Having a central package repository has helped the Python community immensely through sharing reusable code. There's a few issues that arise when you start depending on such a resources though, and may need to be solved:
  1. make your installs resilient against Internet/PyPI issues,
  2. speed up your installs significantly (after the first one),
  3. prevent problems installing packages that are removed from distribution by the author,
  4. allow installation of packages from within a firewalled environment where the host performing the installation does not have Internet access, and
  5. allow hosting and installation of private packages.
All while being as little an overhead on the package users as possible (ie. maintenance of a system performing the above should be either low or none).

Searching for "PyPI" on the package repository is somewhat daunting (the page of results seems to go on forever). Having done a bit of a survey of the top hits there seems to be only a few packages that are relevant to the above requirements (presented here in the order that the PyPI search ranks them):
  • Flask-Pypi-Proxy - A semi-proxy that supports private package upload. Its dependencies are quite hefty and it does not mirror packages locally.
  • pyramidpypi - "This is a very simple pypi-like server written with the pyramid web framework." Pyramid is a very hefty dependency for such a simple server and it only supports private package upload.
  • simplepypi - a very simple local repository allowing upload of packages and installation of them.
  • yopypi - is a "load balancer" which punts requests to a mirror automatically when the primary PyPI is unavailable.
  • djangopypi / djangopypi2 - are both PyPI servers acting as local repositories with the same user interface as the real thing. No proxying, though there is a manual tool infi.pypi_manager which may be used to mirror packages to a local djangopypi.
  • inupypi - appears to also be a "load balancer".
  • mypypi - another local PyPI server using Zope 3.
  • pypiserver - serves files out of local directories or redirects to the real server if not found. Handles upload of private packages. No proxying for missing packages, though it does have a facility for updating packages which are already in the local directories.
  • pyshop - another private repository implementation with access controls built in. It also performs caching proxy of packages not present locally. Hefty dependencies (Pyramid but also an SQL database).
  • spynepi - a proxying server with local storage which also handles local upload of private packages! In Twisted. Using "spyne" which is some RPC mechanism and I don't know what it's got to do with PyPI serving. Hefty dependencies.
  • chishop - another simple local repository with upload written in Django.
  • ClueReleaseManager - yet another local repository though with full meta-data support and what appears to be proxying of PyPI meta-data, but not files.
  • pyroxy - a proxying index server which can serve local files (but without local caching of proxied files).
  • scrambled - a very simple server of local files (point it at a directory and run).
  • devpi-server - a transparent caching proxy with local storage of the files accessed. Uses a redis database, which is an additional dependency that is a problem in my deployment scenario.
  • collective.eggproxy - implements caching proxy but has hefty dependencies. Also seems to be very fetch-happy, retrieving eggs I don't actually need.
A lot of the implementations above have a bunch of user controls built into them. And there's an awful lot of "simple PyPI in framework X" implementations. Most of the "proxy" solutions (save pyshop, devpi-server and collective.eggproxy) required manual download of the package files, or they just proxied their requests through to the Internet with no local file storage for speed/resilience. Those others had dependencies that prevented me easily installing them into my target environment.

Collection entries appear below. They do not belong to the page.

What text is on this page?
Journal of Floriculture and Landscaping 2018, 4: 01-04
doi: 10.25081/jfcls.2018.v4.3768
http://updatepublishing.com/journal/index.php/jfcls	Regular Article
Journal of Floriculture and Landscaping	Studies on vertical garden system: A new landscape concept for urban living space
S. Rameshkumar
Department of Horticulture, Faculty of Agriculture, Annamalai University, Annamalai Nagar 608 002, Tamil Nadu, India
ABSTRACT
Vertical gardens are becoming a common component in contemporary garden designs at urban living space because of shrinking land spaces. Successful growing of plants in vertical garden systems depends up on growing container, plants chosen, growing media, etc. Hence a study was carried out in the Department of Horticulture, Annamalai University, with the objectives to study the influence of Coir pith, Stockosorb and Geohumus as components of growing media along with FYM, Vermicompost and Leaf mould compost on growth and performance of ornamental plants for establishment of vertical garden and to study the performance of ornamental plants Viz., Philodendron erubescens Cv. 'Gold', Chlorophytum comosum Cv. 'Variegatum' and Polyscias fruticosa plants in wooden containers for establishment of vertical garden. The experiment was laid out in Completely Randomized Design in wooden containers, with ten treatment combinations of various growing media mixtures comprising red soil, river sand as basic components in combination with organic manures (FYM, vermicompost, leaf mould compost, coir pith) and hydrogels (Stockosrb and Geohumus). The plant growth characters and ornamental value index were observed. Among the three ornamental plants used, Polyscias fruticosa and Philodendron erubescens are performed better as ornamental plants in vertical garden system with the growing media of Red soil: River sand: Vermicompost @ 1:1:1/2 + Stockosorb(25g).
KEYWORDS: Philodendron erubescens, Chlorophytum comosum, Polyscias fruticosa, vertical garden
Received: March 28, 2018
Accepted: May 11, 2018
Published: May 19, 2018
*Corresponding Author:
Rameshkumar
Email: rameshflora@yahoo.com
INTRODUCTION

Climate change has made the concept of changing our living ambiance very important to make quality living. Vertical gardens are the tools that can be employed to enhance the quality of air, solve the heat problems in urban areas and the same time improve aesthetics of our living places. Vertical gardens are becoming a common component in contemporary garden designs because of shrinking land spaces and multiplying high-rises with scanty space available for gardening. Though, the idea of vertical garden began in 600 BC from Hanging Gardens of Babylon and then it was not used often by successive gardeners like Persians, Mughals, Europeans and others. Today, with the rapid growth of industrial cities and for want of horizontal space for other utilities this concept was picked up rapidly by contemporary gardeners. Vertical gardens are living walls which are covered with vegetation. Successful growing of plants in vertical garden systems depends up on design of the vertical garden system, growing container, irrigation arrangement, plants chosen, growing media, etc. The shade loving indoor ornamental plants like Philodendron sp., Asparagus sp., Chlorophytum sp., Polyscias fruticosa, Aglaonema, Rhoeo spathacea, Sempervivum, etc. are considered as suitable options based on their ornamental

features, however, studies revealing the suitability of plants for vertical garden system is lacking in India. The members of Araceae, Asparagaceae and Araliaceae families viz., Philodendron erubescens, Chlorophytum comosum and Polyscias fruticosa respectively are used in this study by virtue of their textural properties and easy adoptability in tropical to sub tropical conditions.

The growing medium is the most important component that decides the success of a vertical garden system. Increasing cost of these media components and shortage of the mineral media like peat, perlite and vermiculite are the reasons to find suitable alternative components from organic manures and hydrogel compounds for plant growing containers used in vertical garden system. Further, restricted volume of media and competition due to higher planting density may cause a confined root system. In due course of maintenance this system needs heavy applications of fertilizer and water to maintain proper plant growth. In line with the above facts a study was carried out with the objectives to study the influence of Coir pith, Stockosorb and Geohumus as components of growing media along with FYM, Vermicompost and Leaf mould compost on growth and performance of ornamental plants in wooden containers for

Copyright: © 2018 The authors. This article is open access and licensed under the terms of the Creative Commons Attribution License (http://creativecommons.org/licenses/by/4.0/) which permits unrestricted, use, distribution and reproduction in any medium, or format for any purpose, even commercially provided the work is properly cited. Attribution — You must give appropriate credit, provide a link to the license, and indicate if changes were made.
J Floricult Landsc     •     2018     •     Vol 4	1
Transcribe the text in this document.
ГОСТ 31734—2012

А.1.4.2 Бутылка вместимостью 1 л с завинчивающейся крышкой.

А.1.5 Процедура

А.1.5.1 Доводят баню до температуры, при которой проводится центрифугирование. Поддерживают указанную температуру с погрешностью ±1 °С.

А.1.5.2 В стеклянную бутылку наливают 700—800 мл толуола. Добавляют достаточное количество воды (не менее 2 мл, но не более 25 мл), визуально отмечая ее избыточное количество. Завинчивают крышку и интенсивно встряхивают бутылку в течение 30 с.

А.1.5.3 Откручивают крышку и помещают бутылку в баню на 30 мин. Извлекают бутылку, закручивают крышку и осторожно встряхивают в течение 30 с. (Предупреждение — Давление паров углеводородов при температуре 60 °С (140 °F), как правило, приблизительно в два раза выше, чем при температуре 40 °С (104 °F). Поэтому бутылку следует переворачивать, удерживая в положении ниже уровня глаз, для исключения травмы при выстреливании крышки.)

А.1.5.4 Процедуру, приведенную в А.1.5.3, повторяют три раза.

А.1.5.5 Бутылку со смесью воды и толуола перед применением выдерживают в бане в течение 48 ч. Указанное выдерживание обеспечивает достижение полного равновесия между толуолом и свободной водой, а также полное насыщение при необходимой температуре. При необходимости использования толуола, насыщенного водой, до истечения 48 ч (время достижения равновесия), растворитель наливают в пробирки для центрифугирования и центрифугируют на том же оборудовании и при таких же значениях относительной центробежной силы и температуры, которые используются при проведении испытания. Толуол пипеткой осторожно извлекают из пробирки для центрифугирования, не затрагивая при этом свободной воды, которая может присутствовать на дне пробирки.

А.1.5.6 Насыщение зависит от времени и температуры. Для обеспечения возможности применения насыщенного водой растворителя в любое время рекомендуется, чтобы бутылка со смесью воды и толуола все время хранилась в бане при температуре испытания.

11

So none of them fit the bill, and none appeared to be easily modifiable to do what I want. So, I wrote my own: proxypypi :-)

When proxyypi is asked about a package it doesn't know it automatically goes off and fetches the file download list for the package, rewriting all references (PyPI and external) so they appear to be local. On request of one of those now-local package files it performs a background fetch of the file contents and serves up the new file data to the pip request (thus keeping that request alive despite its very short timeout duration).